Harland Miller: York, So Good They Named It Once. Photographed by Charlotte Graham
York Art Gallery
Marc Quinn
We’re honoured to have recently begun to sell work by Marc Quinn. Emerging from the YBA movement as one of the UK’s foremost contemporary artists, Quinn continues to produce thought-provoking pieces that challenge conservative thought. We’re particularly excited about his highly publicised delayed public work, Our Blood, which looks set to open on the steps of the New York Public Library in 2022. Highlighting the plight of the world’s refugees, the installation will include two identical frozen blocks of blood, one made with the donations of more than 5,000 resettled refugees, the other with blood from other donors. The sculptures will stand in a Norman Foster-designed pavillion, while recorded stories from the refugees will be on show throughout the city.
Marc Quinn photographed by Mary McCartney
Bridget Riley
Another artist who is new to Hang-Up, Riley was once described in the Sunday Times as ‘the Queen of Op Art’, and has been the subject of two recent retrospectives (both in London, at the Hayward in 2019 and Cristea Roberts in 2020 respectively). Among the world’s most significant living artists, she’s been making her technically-exacting paintings and screen prints for more than 50 years – you can see her complete prints in a newly-published book by Thames & Hudson. Riley will celebrate her 90th birthday in 2021, and continues to exhibit across the world, with shows at the Yale Center for British Art and Surrey’s Lightbox Gallery this year.

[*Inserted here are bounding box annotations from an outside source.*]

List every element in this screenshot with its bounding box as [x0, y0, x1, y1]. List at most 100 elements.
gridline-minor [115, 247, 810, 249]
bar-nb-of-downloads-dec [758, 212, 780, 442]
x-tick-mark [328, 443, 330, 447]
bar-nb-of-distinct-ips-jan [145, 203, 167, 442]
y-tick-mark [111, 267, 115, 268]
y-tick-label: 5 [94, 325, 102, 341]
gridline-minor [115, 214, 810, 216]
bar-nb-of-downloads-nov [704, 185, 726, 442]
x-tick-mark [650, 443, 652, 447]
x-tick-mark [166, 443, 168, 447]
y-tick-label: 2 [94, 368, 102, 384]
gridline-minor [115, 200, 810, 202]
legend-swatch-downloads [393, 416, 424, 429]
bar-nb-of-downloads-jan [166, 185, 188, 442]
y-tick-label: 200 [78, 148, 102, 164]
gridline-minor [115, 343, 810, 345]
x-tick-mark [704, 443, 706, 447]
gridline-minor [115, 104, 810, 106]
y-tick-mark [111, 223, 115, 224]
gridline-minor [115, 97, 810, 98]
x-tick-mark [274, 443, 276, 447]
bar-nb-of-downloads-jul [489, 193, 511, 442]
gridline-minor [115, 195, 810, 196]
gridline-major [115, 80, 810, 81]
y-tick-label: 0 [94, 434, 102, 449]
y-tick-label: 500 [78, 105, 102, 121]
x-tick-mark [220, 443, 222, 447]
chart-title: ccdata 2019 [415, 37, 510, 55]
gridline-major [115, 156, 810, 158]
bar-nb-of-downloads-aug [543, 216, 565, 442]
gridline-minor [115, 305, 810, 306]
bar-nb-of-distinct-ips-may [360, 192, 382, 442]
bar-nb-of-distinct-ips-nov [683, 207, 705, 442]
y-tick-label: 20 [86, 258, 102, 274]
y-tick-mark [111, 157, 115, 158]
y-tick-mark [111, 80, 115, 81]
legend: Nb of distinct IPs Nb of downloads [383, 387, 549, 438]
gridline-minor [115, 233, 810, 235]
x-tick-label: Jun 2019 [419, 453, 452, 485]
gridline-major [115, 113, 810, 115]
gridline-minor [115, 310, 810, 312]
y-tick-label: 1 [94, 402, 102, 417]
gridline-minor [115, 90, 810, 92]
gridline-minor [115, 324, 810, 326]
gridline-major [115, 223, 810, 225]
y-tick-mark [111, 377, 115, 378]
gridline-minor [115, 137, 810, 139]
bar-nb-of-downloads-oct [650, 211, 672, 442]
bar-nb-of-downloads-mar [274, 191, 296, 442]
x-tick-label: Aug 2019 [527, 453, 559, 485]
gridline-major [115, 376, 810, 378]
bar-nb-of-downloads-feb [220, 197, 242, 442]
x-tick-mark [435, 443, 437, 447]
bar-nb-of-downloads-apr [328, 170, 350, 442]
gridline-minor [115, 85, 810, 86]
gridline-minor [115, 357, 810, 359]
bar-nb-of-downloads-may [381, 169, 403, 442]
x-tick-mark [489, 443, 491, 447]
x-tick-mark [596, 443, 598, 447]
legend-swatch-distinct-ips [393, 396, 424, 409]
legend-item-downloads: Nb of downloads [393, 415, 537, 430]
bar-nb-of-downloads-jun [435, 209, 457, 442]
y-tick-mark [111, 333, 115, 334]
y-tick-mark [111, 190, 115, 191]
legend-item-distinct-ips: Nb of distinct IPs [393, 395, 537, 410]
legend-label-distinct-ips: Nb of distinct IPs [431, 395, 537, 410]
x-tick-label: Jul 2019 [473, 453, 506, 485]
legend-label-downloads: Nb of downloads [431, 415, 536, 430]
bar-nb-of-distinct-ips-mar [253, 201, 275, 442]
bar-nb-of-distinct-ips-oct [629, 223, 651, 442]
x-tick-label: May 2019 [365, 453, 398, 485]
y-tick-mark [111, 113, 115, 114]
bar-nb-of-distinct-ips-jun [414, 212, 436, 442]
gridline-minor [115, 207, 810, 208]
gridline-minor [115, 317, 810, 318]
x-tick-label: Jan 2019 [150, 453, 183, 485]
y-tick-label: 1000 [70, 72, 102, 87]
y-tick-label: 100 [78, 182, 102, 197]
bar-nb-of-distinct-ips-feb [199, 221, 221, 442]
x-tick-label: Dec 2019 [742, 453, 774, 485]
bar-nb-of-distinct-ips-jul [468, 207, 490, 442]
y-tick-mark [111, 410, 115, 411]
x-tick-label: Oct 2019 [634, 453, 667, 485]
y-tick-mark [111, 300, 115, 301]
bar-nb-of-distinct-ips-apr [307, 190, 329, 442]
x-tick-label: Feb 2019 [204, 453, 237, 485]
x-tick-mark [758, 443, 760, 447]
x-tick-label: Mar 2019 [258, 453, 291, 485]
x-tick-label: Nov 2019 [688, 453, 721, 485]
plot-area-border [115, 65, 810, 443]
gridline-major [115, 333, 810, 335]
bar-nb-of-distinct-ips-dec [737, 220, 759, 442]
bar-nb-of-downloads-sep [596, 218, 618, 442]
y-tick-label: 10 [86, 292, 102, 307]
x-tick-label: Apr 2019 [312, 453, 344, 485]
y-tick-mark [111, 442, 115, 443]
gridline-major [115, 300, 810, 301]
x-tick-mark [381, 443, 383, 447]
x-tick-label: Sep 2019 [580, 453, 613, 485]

Bridget Riley in her London Studio
Colin Dodgson/Art Partner
Dave White
With his exhibition, Extinct, on show at Hang-Up until March, White has been extremely busy over the past year: A successful collab with the UK sneaker store size? and sports apparel brand New Era, an exhibition in the grand surrounds of Skibo Castle, and new work displayed at Devon’s Drang Gallery completed the picture. Extinct, which features detailed, large-scale paintings and sketches of dinosaurs, is the result of 18 months of secretive preparation, and a reminder of how fragile and fleeting life on Planet Earth can be.